Marco 12:32

El eco divino en el corazón humano.

La palabra de Dios puede recibirse de manera controvertida, especulativa o amorosa; los hombres pueden discutir sobre ello, o dejar que discuta con ellos sobre su convicción y redención. Tomemos, por ejemplo, la doctrina, el hombre es un pecador. Puede convertirlo en un tema de controversia, y con todos los pobres artilugios de la presunción puede esforzarse por escapar de sus consecuencias; puede ser recibido con una negación rotunda o recibido con muchas modificaciones.

Pero llévelo al corazón, cuando el corazón esté en su mejor estado de ánimo, medítelo cuando esté lejos de la influencia de la excitación y los halagos del mundo, y diga si no hay una voz que responda afirmativamente a la tremenda carga. Retomemos la doctrina, el hombre necesita un Salvador. Es posible enfrentar tal doctrina con un espíritu cautivo y resentido; niega la posibilidad de autoredención; desecha todas las fantasías que el alma ha estado atesorando y muestra al hombre su pobreza y debilidad.

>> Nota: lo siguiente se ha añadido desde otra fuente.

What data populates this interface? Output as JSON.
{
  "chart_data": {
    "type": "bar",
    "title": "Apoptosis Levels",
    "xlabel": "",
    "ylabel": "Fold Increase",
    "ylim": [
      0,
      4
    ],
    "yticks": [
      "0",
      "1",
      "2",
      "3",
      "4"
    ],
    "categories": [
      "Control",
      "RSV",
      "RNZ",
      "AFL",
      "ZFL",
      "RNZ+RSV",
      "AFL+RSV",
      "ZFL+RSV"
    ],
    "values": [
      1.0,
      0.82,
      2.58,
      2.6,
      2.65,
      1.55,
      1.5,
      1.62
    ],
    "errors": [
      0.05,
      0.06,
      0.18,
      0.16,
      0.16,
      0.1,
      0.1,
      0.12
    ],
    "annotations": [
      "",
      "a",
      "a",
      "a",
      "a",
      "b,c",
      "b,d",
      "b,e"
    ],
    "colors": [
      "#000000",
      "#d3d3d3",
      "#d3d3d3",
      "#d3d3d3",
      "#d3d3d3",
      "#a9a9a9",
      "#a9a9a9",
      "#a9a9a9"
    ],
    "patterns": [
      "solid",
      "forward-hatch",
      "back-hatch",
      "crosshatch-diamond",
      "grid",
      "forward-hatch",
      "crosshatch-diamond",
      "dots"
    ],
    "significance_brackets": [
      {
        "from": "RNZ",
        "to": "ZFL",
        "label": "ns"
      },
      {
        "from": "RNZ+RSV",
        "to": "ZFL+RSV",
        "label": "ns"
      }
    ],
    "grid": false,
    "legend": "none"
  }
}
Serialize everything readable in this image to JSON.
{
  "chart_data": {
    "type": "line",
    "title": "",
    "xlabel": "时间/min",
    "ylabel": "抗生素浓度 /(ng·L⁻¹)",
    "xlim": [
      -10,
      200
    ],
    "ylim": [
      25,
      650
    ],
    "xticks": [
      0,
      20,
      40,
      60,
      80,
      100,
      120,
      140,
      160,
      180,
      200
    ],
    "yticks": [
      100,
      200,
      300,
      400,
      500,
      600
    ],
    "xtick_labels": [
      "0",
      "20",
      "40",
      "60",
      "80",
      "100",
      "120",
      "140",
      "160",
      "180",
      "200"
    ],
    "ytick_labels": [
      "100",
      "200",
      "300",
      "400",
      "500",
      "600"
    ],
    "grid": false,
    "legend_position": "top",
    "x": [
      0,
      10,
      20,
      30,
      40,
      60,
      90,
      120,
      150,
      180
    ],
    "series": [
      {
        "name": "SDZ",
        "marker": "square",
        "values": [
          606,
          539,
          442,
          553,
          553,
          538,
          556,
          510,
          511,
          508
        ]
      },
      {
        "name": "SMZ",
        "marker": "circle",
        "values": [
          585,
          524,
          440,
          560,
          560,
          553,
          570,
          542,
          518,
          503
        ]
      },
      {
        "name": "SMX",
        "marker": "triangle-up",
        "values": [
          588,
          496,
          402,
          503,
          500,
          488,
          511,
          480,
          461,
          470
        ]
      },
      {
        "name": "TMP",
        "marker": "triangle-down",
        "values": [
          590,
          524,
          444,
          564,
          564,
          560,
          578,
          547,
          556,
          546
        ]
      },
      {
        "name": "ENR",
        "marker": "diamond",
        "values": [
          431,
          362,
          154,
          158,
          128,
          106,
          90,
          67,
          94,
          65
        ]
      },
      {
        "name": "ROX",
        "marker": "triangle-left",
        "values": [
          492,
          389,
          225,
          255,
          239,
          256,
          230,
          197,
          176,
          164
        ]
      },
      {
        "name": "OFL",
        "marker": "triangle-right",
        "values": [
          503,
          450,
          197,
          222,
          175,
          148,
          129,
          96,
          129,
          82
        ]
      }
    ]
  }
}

Pero llévelo también al corazón en circunstancias que permitan considerarlo cuidadosamente, y diga si no hay una voz que responda al llamado de Dios, con "Bueno, Maestro, usted ha dicho la verdad". No pedimos la aceptación de doctrinas que ignoran o anulan los instintos y la experiencia del mundo; al contrario, el cristianismo se dirige a las intuiciones de cada hombre. ¿Cuáles son las consecuencias prácticas de que tengamos esta facultad receptiva?

I. El hombre se hace colaborador de Dios; no una máquina, sino un agente cooperante. Esto da confianza a la esperanza personal y autoridad a la enseñanza personal.

II. El hombre disfruta de las restricciones de la conciencia. Según la moral práctica, el hombre es su propia Biblia; lleva una ley no escrita que le advierte del terreno prohibido. La conciencia es el testimonio de Dios de nuestra apostasía. La Biblia le atrae y trabaja con su pleno consentimiento.

III. Dios basa Su juicio en la facultad receptiva. El día del juicio será corto, porque cada uno será su propio testigo.

Parker, Analista del púlpito, vol. v., pág. 603.